Published 22 Jul 2019 in cs.LG and stat.ML | (1907.09562v1)

Abstract: We study distributed algorithms for expected loss minimization where the datasets are large and have to be stored on different machines. Often we deal with minimizing the average of a set of convex functions where each function is the empirical risk of the corresponding part of the data. In the distributed setting where the individual data instances can be accessed only on the local machines, there would be a series of rounds of local computations followed by some communication among the machines. Since the cost of the communication is usually higher than the local machine computations, it is important to reduce it as much as possible.
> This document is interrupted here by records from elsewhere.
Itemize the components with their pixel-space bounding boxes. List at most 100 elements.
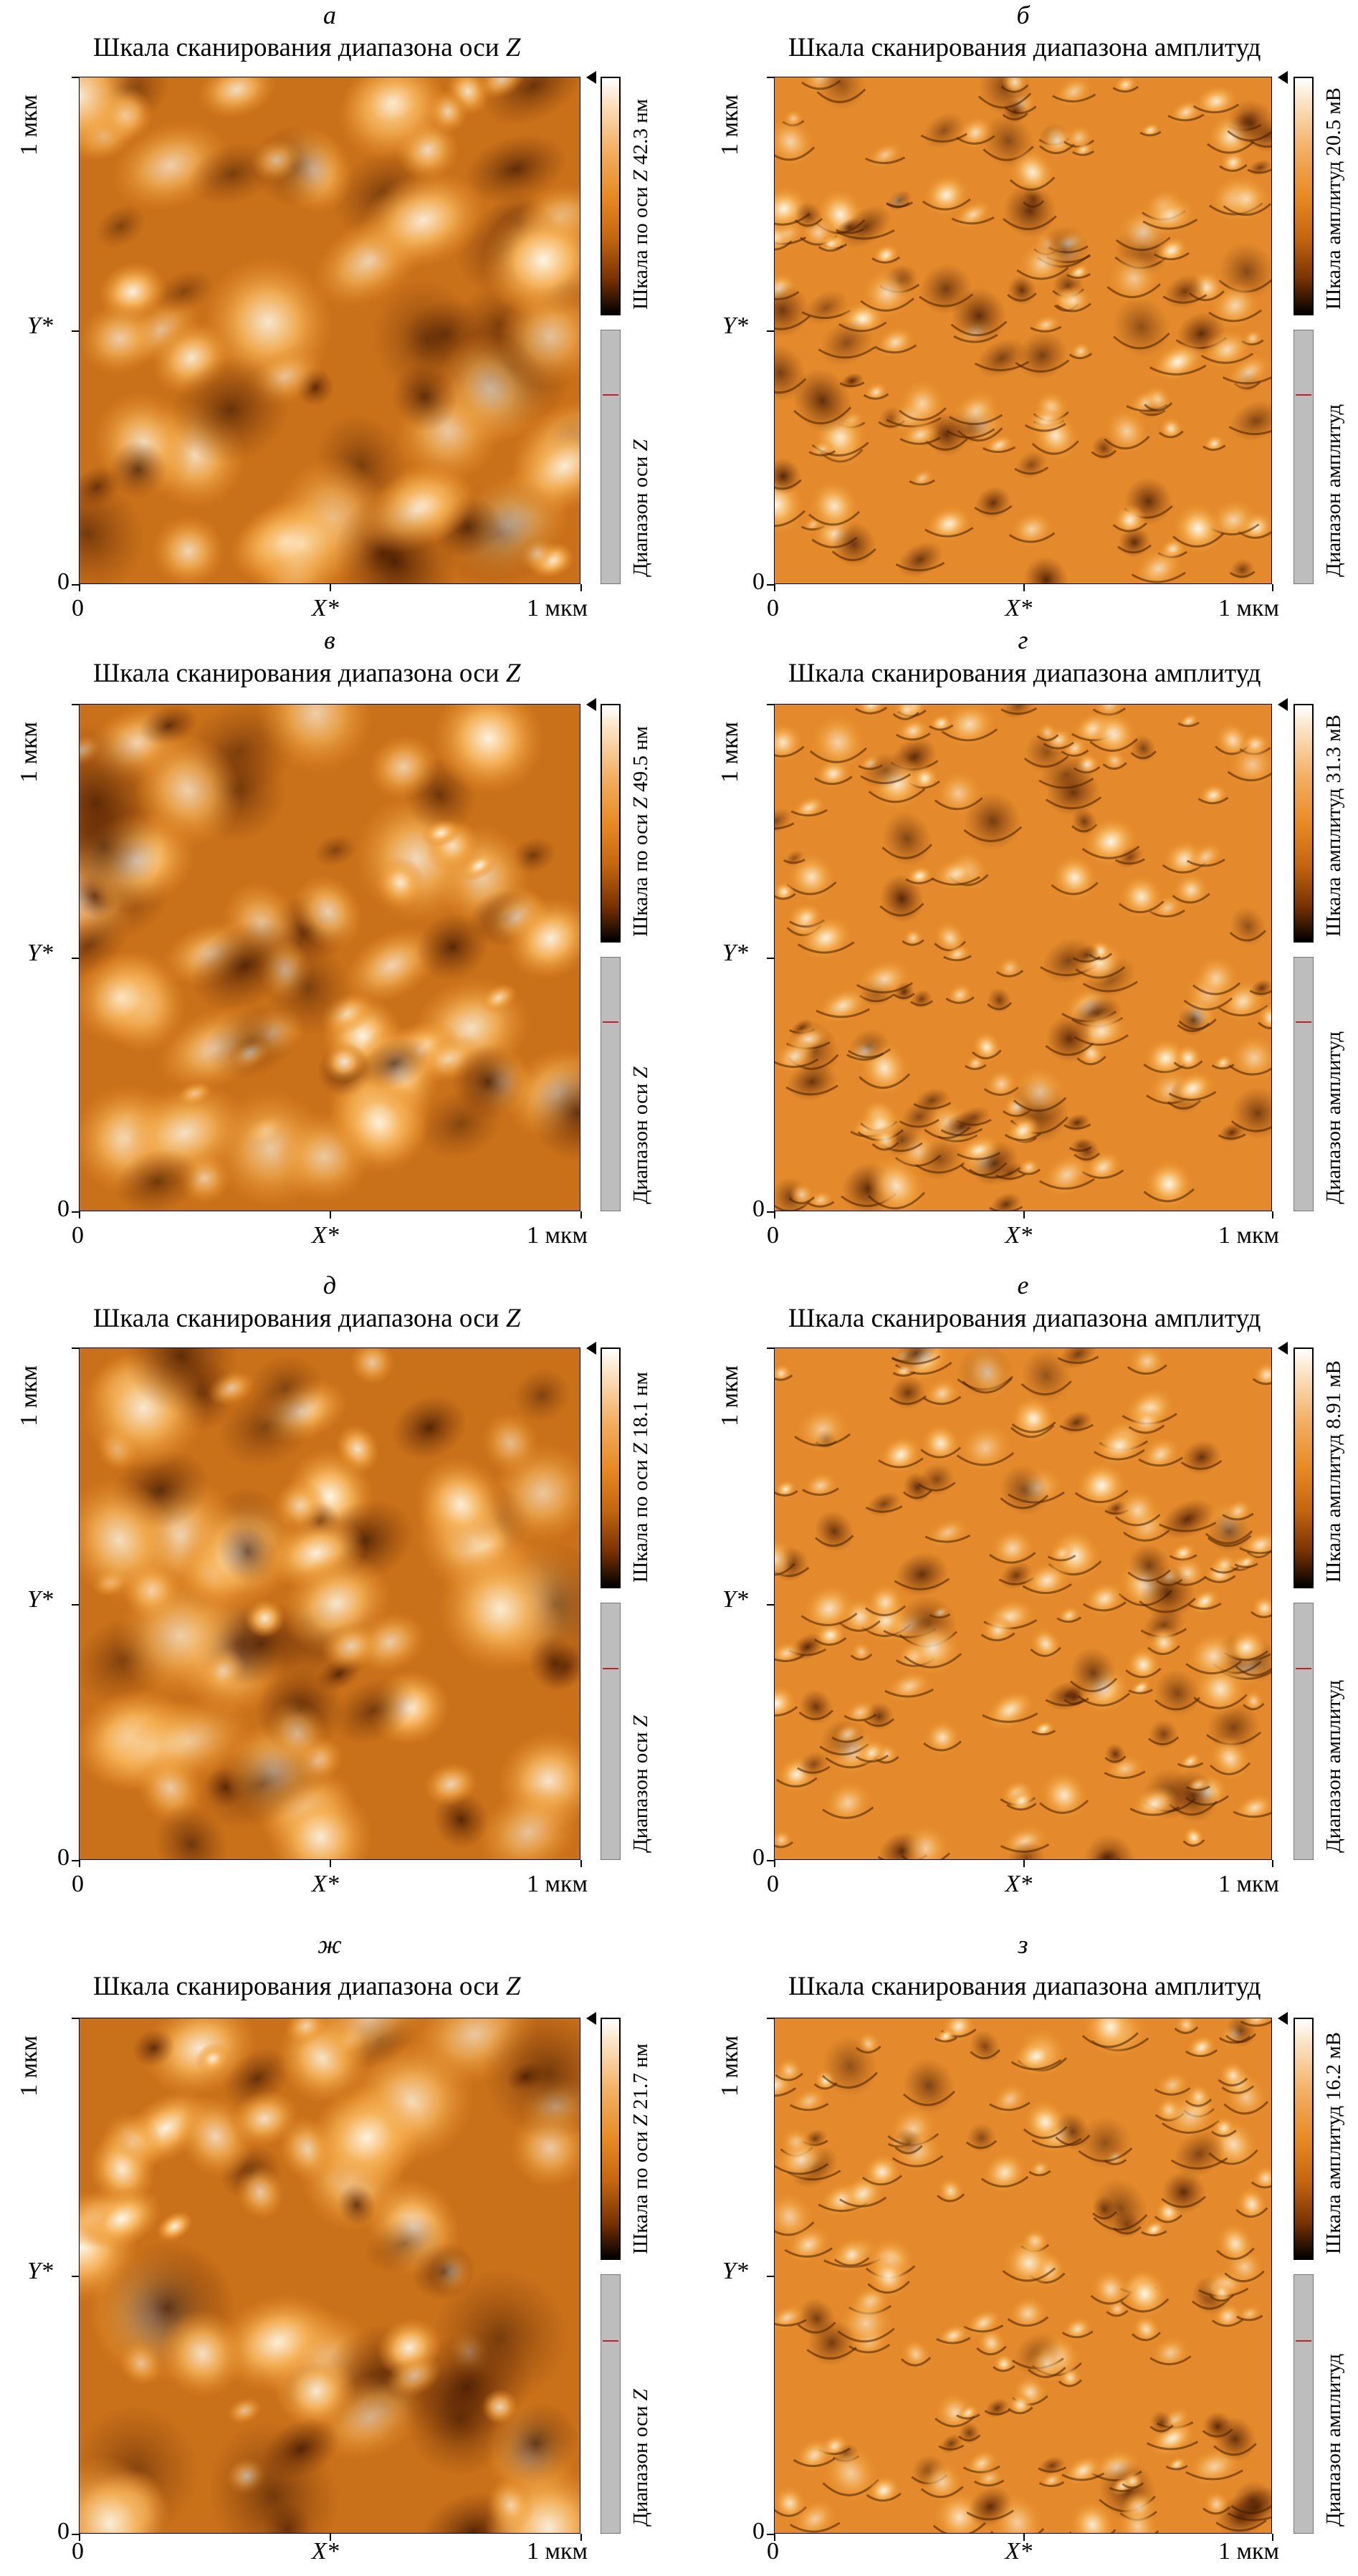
map-title: Шкала сканирования диапазона оси Z <box>93 1971 520 2002</box>
afm-scan-image <box>79 1347 580 1860</box>
x-tick <box>1272 1211 1273 1218</box>
range-marker <box>603 393 618 396</box>
x-tick <box>580 2534 582 2541</box>
range-label-variable: Z <box>629 1715 652 1727</box>
y-axis-max: 1 мкм <box>717 721 743 783</box>
y-tick <box>72 1347 79 1349</box>
map-title: Шкала сканирования диапазона оси Z <box>93 658 520 689</box>
x-axis-zero: 0 <box>767 595 779 621</box>
range-bar <box>601 330 621 584</box>
y-axis-label-text: Y* <box>27 1585 53 1613</box>
color-scale-label-text: Шкала по оси <box>629 181 652 310</box>
color-scale-label-text: Шкала по оси <box>629 2126 652 2254</box>
panel-letter: ж <box>317 1930 342 1959</box>
y-tick <box>72 77 79 78</box>
y-tick <box>767 77 774 78</box>
x-tick <box>1272 2534 1273 2541</box>
x-axis-label: X* <box>1005 1871 1033 1898</box>
map-title-variable: Z <box>505 1304 521 1333</box>
x-axis-label-text: X* <box>1005 2538 1033 2565</box>
range-label: Диапазон амплитуд <box>1322 2354 1346 2527</box>
range-bar <box>601 957 621 1211</box>
color-scale-label: Шкала по оси Z 49.5 нм <box>629 726 653 937</box>
color-scale-label-text: Шкала амплитуд 8.91 мВ <box>1322 1360 1345 1583</box>
x-axis-max: 1 мкм <box>1218 1222 1280 1249</box>
y-axis-zero: 0 <box>752 2518 765 2544</box>
y-tick <box>767 2534 774 2535</box>
color-scale-bar <box>1294 1347 1314 1588</box>
x-axis-zero: 0 <box>767 2538 779 2565</box>
panel-letter: б <box>1016 1 1030 29</box>
x-axis-label-text: X* <box>1005 595 1033 621</box>
x-axis-label-text: X* <box>312 1871 339 1897</box>
y-axis-label-text: Y* <box>27 2258 53 2284</box>
y-axis-zero: 0 <box>57 568 70 595</box>
x-axis-zero: 0 <box>72 2538 84 2565</box>
x-axis-label-text: X* <box>1005 1871 1033 1897</box>
x-axis-zero: 0 <box>767 1871 779 1897</box>
x-axis-label: X* <box>1005 2538 1033 2565</box>
y-axis-label: Y* <box>722 313 748 340</box>
y-tick <box>72 330 79 332</box>
color-scale-label-text: Шкала амплитуд 31.3 мВ <box>1322 714 1345 937</box>
panel-letter: з <box>1018 1930 1028 1959</box>
afm-scan-image <box>774 77 1272 584</box>
range-label: Диапазон амплитуд <box>1322 1680 1346 1853</box>
color-scale-value: 42.3 нм <box>629 98 652 171</box>
x-tick <box>330 1860 331 1867</box>
y-tick <box>767 330 774 332</box>
y-tick <box>767 704 774 705</box>
map-title-text: Шкала сканирования диапазона оси <box>93 33 506 62</box>
map-title: Шкала сканирования диапазона амплитуд <box>788 32 1261 63</box>
y-axis-label-text: Y* <box>722 940 748 966</box>
range-pointer-icon <box>1278 2012 1288 2025</box>
map-title-text: Шкала сканирования диапазона амплитуд <box>788 1304 1261 1333</box>
y-axis-max: 1 мкм <box>16 2035 42 2096</box>
color-scale-label: Шкала амплитуд 8.91 мВ <box>1322 1360 1346 1583</box>
x-tick <box>330 584 331 591</box>
x-axis-zero: 0 <box>72 1222 84 1249</box>
y-tick <box>767 958 774 959</box>
x-tick <box>1023 1860 1025 1867</box>
color-scale-label-text: Шкала амплитуд 20.5 мВ <box>1322 87 1345 310</box>
x-axis-max: 1 мкм <box>527 595 588 621</box>
x-axis-label-text: X* <box>312 2538 339 2565</box>
x-axis-label-text: X* <box>312 1222 339 1249</box>
color-scale-bar <box>601 1347 621 1588</box>
x-tick <box>774 2534 775 2541</box>
x-tick <box>330 2534 331 2541</box>
y-axis-label: Y* <box>722 940 748 967</box>
y-tick <box>72 1603 79 1606</box>
y-axis-max: 1 мкм <box>16 1365 42 1426</box>
afm-scan-image <box>79 704 580 1211</box>
range-bar <box>601 2274 621 2534</box>
color-scale-bar <box>601 2018 621 2260</box>
afm-scan-image <box>774 2018 1272 2534</box>
y-axis-zero: 0 <box>752 568 765 595</box>
color-scale-variable: Z <box>629 1443 652 1455</box>
color-scale-variable: Z <box>629 2114 652 2127</box>
x-axis-max: 1 мкм <box>1218 595 1280 621</box>
color-scale-value: 18.1 нм <box>629 1371 652 1444</box>
range-label-text: Диапазон амплитуд <box>1322 1679 1345 1853</box>
map-title-text: Шкала сканирования диапазона амплитуд <box>788 659 1261 688</box>
range-label: Диапазон оси Z <box>629 439 653 577</box>
map-title-variable: Z <box>505 1972 521 2001</box>
color-scale-label-text: Шкала по оси <box>629 1454 652 1583</box>
y-axis-label: Y* <box>27 1586 53 1613</box>
y-axis-label: Y* <box>27 940 53 967</box>
range-pointer-icon <box>586 71 596 84</box>
color-scale-label: Шкала по оси Z 42.3 нм <box>629 99 653 310</box>
color-scale-label: Шкала амплитуд 20.5 мВ <box>1322 87 1346 310</box>
x-tick <box>774 1860 775 1867</box>
x-tick <box>580 1860 582 1867</box>
y-tick <box>72 2534 79 2535</box>
y-tick <box>72 704 79 705</box>
y-axis-label-text: Y* <box>27 313 53 339</box>
x-tick <box>1023 584 1025 591</box>
map-title-text: Шкала сканирования диапазона амплитуд <box>788 33 1261 62</box>
x-axis-label: X* <box>312 2538 339 2565</box>
color-scale-bar <box>601 77 621 315</box>
range-label: Диапазон оси Z <box>629 2389 653 2527</box>
panel-letter: а <box>323 1 336 29</box>
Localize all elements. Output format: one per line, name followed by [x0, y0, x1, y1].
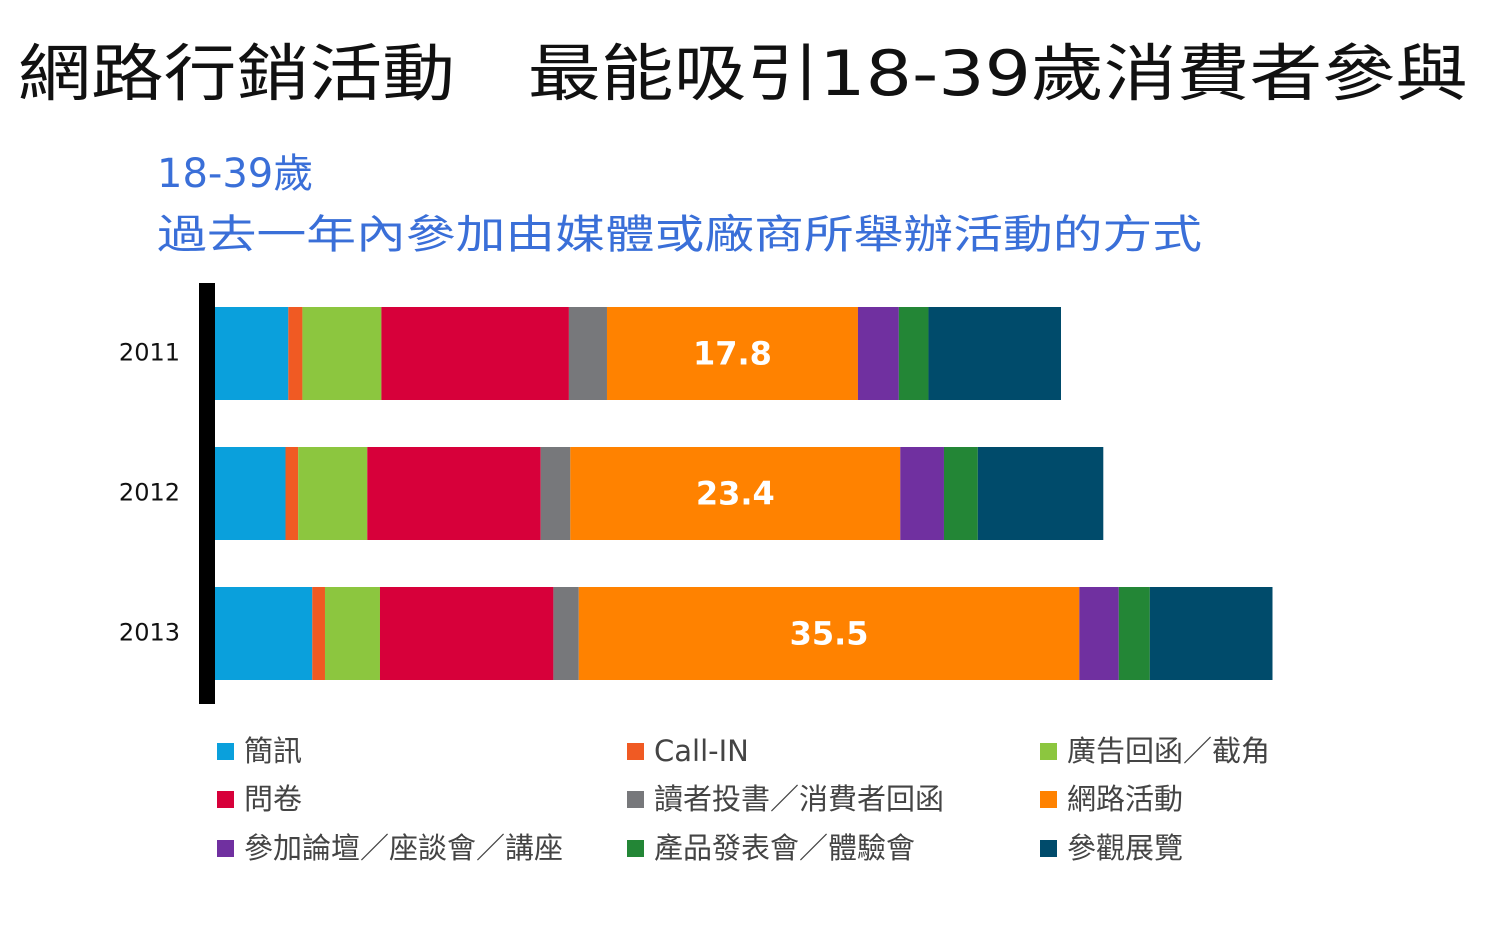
- bar-segment: [1118, 587, 1150, 680]
- bar-segment: [324, 587, 380, 680]
- bar-segment: [285, 447, 299, 540]
- legend-swatch: [217, 791, 234, 808]
- bar-segment: [381, 307, 569, 400]
- legend-label: 讀者投書／消費者回函: [654, 782, 944, 816]
- chart-title: 網路行銷活動 最能吸引18-39歲消費者參與: [18, 37, 1468, 110]
- legend-swatch: [1040, 743, 1057, 760]
- bar-segment: [898, 307, 929, 400]
- data-label: 17.8: [693, 335, 772, 373]
- bar-segment: [553, 587, 579, 680]
- legend-swatch: [627, 743, 644, 760]
- bar-segment: [578, 587, 1080, 680]
- legend-label: 產品發表會／體驗會: [654, 831, 915, 865]
- legend-label: 廣告回函／截角: [1067, 734, 1270, 768]
- bar-segment: [298, 447, 368, 540]
- legend-swatch: [217, 840, 234, 857]
- legend-label: 網路活動: [1067, 782, 1183, 816]
- y-tick-label: 2013: [119, 619, 180, 647]
- legend-swatch: [217, 743, 234, 760]
- legend-label: 問卷: [244, 782, 302, 816]
- data-label: 35.5: [790, 615, 869, 653]
- bar-segment: [379, 587, 554, 680]
- data-label: 23.4: [696, 475, 775, 513]
- bar-segment: [215, 307, 289, 400]
- legend-swatch: [627, 840, 644, 857]
- bar-segment: [367, 447, 541, 540]
- subtitle: 18-39歲: [157, 151, 313, 197]
- bar-segment: [570, 447, 901, 540]
- bar-segment: [900, 447, 944, 540]
- bar-segment: [943, 447, 978, 540]
- bar-segment: [568, 307, 607, 400]
- bar-segment: [312, 587, 325, 680]
- legend-label: 參觀展覽: [1067, 831, 1183, 865]
- bar-segment: [1149, 587, 1273, 680]
- y-tick-label: 2011: [119, 339, 180, 367]
- bar-segment: [540, 447, 571, 540]
- legend-swatch: [627, 791, 644, 808]
- bar-segment: [857, 307, 899, 400]
- bar-segment: [215, 587, 313, 680]
- bar-segment: [928, 307, 1061, 400]
- subtitle: 過去一年內參加由媒體或廠商所舉辦活動的方式: [157, 212, 1202, 258]
- legend-swatch: [1040, 791, 1057, 808]
- bar-segment: [977, 447, 1104, 540]
- bar-segment: [215, 447, 286, 540]
- bar-segment: [1079, 587, 1119, 680]
- legend-label: Call-IN: [654, 734, 749, 768]
- bar-segment: [288, 307, 303, 400]
- legend-label: 簡訊: [244, 734, 302, 768]
- legend-swatch: [1040, 840, 1057, 857]
- bar-segment: [302, 307, 382, 400]
- category-axis: [199, 283, 215, 704]
- y-tick-label: 2012: [119, 479, 180, 507]
- legend-label: 參加論壇／座談會／講座: [244, 831, 563, 865]
- bar-segment: [606, 307, 858, 400]
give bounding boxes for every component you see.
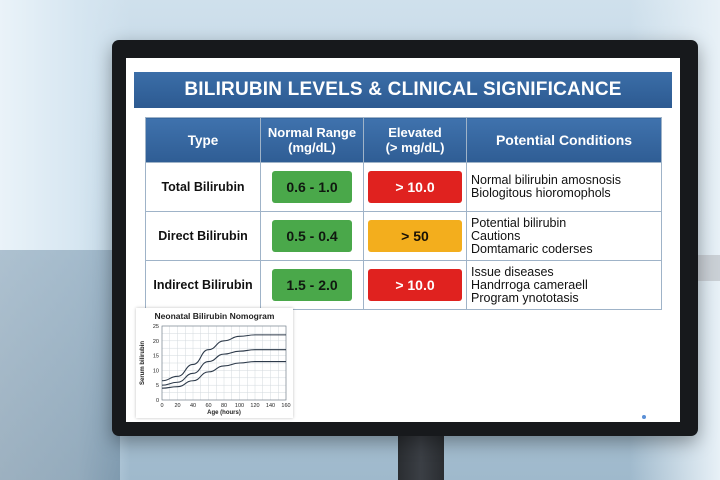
page-title: BILIRUBIN LEVELS & CLINICAL SIGNIFICANCE xyxy=(134,72,672,108)
x-tick-label: 160 xyxy=(281,403,290,409)
y-tick-label: 10 xyxy=(153,368,159,374)
conditions-cell: Potential bilirubin Cautions Domtamaric … xyxy=(466,211,662,261)
y-tick-label: 15 xyxy=(153,354,159,360)
x-tick-label: 100 xyxy=(235,403,244,409)
series-line-3 xyxy=(161,360,286,389)
conditions-cell: Normal bilirubin amosnosis Biologitous h… xyxy=(466,162,662,212)
column-header-elevated: Elevated (> mg/dL) xyxy=(363,117,467,163)
y-tick-label: 20 xyxy=(153,339,159,345)
nomogram-plot: 0 20 40 60 80 100 120 140 160 0 5 10 15 20 25 Age (hour… xyxy=(140,324,291,416)
elevated-cell: > 50 xyxy=(363,211,467,261)
x-tick-label: 60 xyxy=(205,403,211,409)
elevated-cell: > 10.0 xyxy=(363,260,467,310)
normal-range-value: 0.6 - 1.0 xyxy=(272,171,352,203)
table-row: Total Bilirubin 0.6 - 1.0 > 10.0 Normal … xyxy=(145,162,662,212)
monitor-screen: BILIRUBIN LEVELS & CLINICAL SIGNIFICANCE… xyxy=(126,58,680,422)
condition-item: Program ynototasis xyxy=(471,290,579,305)
elevated-value: > 10.0 xyxy=(368,171,462,203)
y-axis-label: Serum bilirubin xyxy=(140,341,146,385)
condition-item: Cautions xyxy=(471,228,521,243)
chart-title: Neonatal Bilirubin Nomogram xyxy=(154,311,275,321)
table-row: Direct Bilirubin 0.5 - 0.4 > 50 Potentia… xyxy=(145,211,662,261)
normal-range-cell: 0.5 - 0.4 xyxy=(260,211,364,261)
y-tick-label: 25 xyxy=(153,324,159,330)
x-tick-label: 20 xyxy=(174,403,180,409)
y-tick-label: 5 xyxy=(156,383,159,389)
condition-item: Domtamaric coderses xyxy=(471,241,593,256)
normal-range-cell: 0.6 - 1.0 xyxy=(260,162,364,212)
monitor-stand xyxy=(398,434,444,480)
column-header-type: Type xyxy=(145,117,261,163)
x-tick-label: 0 xyxy=(160,403,163,409)
condition-item: Handrroga cameraell xyxy=(471,277,588,292)
condition-item: Normal bilirubin amosnosis xyxy=(471,173,622,187)
power-indicator xyxy=(642,415,646,419)
normal-range-value: 0.5 - 0.4 xyxy=(272,220,352,252)
plot-frame xyxy=(161,325,287,401)
condition-item: Potential bilirubin xyxy=(471,215,567,230)
elevated-value: > 50 xyxy=(368,220,462,252)
row-type: Total Bilirubin xyxy=(145,162,261,212)
bilirubin-table: Type Normal Range (mg/dL) Elevated (> mg/d… xyxy=(145,117,662,310)
column-header-normal-range: Normal Range (mg/dL) xyxy=(260,117,364,163)
row-type: Direct Bilirubin xyxy=(145,211,261,261)
conditions-cell: Issue diseases Handrroga cameraell Progr… xyxy=(466,260,662,310)
x-tick-label: 80 xyxy=(221,403,227,409)
x-tick-label: 120 xyxy=(250,403,259,409)
nomogram-chart: Neonatal Bilirubin Nomogram 0 20 40 60 80 100… xyxy=(136,308,293,418)
x-tick-label: 40 xyxy=(190,403,196,409)
normal-range-cell: 1.5 - 2.0 xyxy=(260,260,364,310)
x-tick-label: 140 xyxy=(266,403,275,409)
normal-range-value: 1.5 - 2.0 xyxy=(272,269,352,301)
x-axis-label: Age (hours) xyxy=(207,410,241,416)
table-header-row: Type Normal Range (mg/dL) Elevated (> mg/d… xyxy=(145,117,662,163)
column-header-conditions: Potential Conditions xyxy=(466,117,662,163)
elevated-cell: > 10.0 xyxy=(363,162,467,212)
condition-item: Biologitous hioromophols xyxy=(471,186,611,200)
series-line-2 xyxy=(161,349,286,386)
elevated-value: > 10.0 xyxy=(368,269,462,301)
series-line-1 xyxy=(161,334,286,382)
background-equipment xyxy=(0,250,120,480)
row-type: Indirect Bilirubin xyxy=(145,260,261,310)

However, we should not allow this to make the computation too expensive to become a burden in practice. Using second-order methods could make the algorithms converge faster and decrease the amount of communication needed. There are some successful attempts in developing distributed second-order methods. Although these methods have shown fast convergence, their local computation is expensive and could enjoy more improvement for practical uses. In this study we modify an existing approach, DANE (Distributed Approximate NEwton), in order to improve the computational cost while maintaining the accuracy. We tackle this problem by using iterative methods for solving the local subproblems approximately instead of providing exact solutions for each round of communication. We study how using different iterative methods affect the behavior of the algorithm and try to provide an appropriate tradeoff between the amount of local computation and the required amount of communication. We demonstrate the practicality of our algorithm and compare it to the existing distributed gradient based methods such as SGD.